We are all different. Many factors will affect your water needs including your activity level, your body shape and size, and the temperature outside. We also get water from many sources – eating more fresh foods such as fruits and veggies will result in more water from food compared with eating drier foods like granola bars, meat or bread.
According to Dr. Stanley Goldfarb, a University of Pennsylvania kidney specialist, thirst serves as an accurate indicator of water needs. He advises to drink when you feel thirsty and cautions that drinking when you are not thirsty will not have any extra health benefits.
Dr. Stephen Cheung, an elite cyclist and researcher at Brock University recently conducted a study examining the effect of hydration status on cycling performance. Contrary to the common message we receive about the importance of hydration for exercise performance, Dr. Cheung concluded dehydration has NO effect on cycling performance! It is important to note that his study included only eleven individuals, all of whom were elite cyclists, so this result may not necessarily apply to the average individual. Even still, I found this result very surprising given the amount of information we are bombarded with related to the importance of hydration when exercising.
So…drink when you’re thirsty, don’t if you’re not. Case closed, right?
Wrong! I’m afraid it may not be quite that simple. Just like with hunger, we each perceive thirst in a different way. For some, thirst may come in the form of a headache or trouble concentrating rather than a parched throat or lips. Additionally, when we are busy or stressed, we may not always notice thirst cues, meaning that we go through the day dehydrated and only realize how thirsty we are when we arrive home at the end of the day. Students with a high stress and fast paced schedule are particularly susceptible to this.
A recent study of healthy college aged women by Munoz et al. (2015) revealed a pretty strong correlation between water intake and mood.
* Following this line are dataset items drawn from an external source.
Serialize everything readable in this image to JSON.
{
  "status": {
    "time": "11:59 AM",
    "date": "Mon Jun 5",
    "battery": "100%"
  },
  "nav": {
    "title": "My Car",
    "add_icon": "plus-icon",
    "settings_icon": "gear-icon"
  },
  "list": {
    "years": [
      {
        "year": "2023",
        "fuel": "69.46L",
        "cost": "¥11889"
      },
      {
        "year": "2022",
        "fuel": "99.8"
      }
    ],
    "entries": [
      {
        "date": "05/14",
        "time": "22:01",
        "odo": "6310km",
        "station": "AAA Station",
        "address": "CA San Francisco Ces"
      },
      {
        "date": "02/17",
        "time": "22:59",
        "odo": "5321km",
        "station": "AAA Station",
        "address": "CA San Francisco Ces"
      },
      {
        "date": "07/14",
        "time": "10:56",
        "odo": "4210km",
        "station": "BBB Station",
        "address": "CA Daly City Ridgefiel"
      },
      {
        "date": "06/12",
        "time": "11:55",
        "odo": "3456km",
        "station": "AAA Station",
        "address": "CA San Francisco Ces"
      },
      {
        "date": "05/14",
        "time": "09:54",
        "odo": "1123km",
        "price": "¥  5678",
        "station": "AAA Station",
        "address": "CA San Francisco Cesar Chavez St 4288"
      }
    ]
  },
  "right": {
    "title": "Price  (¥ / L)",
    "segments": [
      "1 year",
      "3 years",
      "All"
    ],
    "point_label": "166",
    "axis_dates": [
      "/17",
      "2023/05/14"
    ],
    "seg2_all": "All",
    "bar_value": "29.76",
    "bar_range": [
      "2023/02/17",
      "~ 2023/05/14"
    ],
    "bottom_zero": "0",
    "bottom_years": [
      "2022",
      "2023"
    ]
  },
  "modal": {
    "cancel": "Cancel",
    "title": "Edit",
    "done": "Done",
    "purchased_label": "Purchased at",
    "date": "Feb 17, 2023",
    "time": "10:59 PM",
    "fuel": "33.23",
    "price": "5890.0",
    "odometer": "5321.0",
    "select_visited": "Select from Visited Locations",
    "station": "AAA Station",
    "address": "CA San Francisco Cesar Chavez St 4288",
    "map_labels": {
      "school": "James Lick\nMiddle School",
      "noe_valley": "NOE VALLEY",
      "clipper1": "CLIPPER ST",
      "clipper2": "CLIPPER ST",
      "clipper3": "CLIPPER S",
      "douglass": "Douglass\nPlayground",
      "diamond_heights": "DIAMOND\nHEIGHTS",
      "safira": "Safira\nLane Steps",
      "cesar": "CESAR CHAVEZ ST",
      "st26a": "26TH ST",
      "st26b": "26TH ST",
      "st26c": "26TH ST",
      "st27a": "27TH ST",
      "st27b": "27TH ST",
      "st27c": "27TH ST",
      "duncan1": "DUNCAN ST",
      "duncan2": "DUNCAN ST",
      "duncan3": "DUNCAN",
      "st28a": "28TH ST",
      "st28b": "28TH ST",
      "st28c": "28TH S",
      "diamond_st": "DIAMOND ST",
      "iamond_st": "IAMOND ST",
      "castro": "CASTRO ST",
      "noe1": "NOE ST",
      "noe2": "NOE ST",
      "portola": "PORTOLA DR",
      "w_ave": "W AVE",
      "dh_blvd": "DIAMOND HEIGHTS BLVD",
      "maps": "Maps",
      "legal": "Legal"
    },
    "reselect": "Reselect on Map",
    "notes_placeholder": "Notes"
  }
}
The researchers concluded that individuals with a higher water intake experienced lower tension, depression, confusion, and total mood disturbance compared with individuals with a lower daily water intake. They also noted that individuals with high versus low water intake did not feel any more thirsty, suggesting that the individual’s perception of thirst might not be a great indicator of fluid needs.
I do believe that we are all different and that we do not need to go by the old ‘eight cups per day’ rule. Some of us will need more and some of us will need less.
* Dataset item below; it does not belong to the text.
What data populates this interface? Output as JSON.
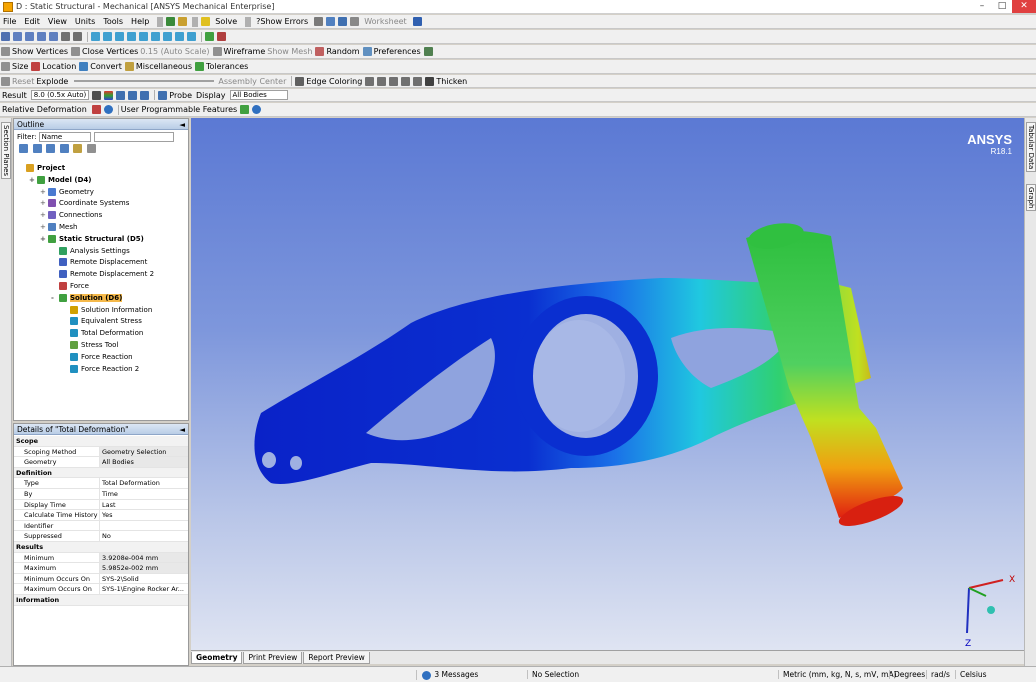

I also do not believe, however, that we can rely solely on thirst, as stress or a busy schedule could potentially mask thirst cues.
Instead, try carrying a water bottle with you so that you always have water available. Take it out of your bag and place it on the desk in front of you when in class or in the library to remind you to drink. Sip water with meals. Give yourself lots of opportunities to drink and let your thirst dictate the amount you sip each time you drink.
Choose water as your main fluid. Limit intake of caffeinated beverages to no more than 4 cups (2 Tim Horton’s mediums) per day. Choose high sugar options such as pop, iced tea and juice less often.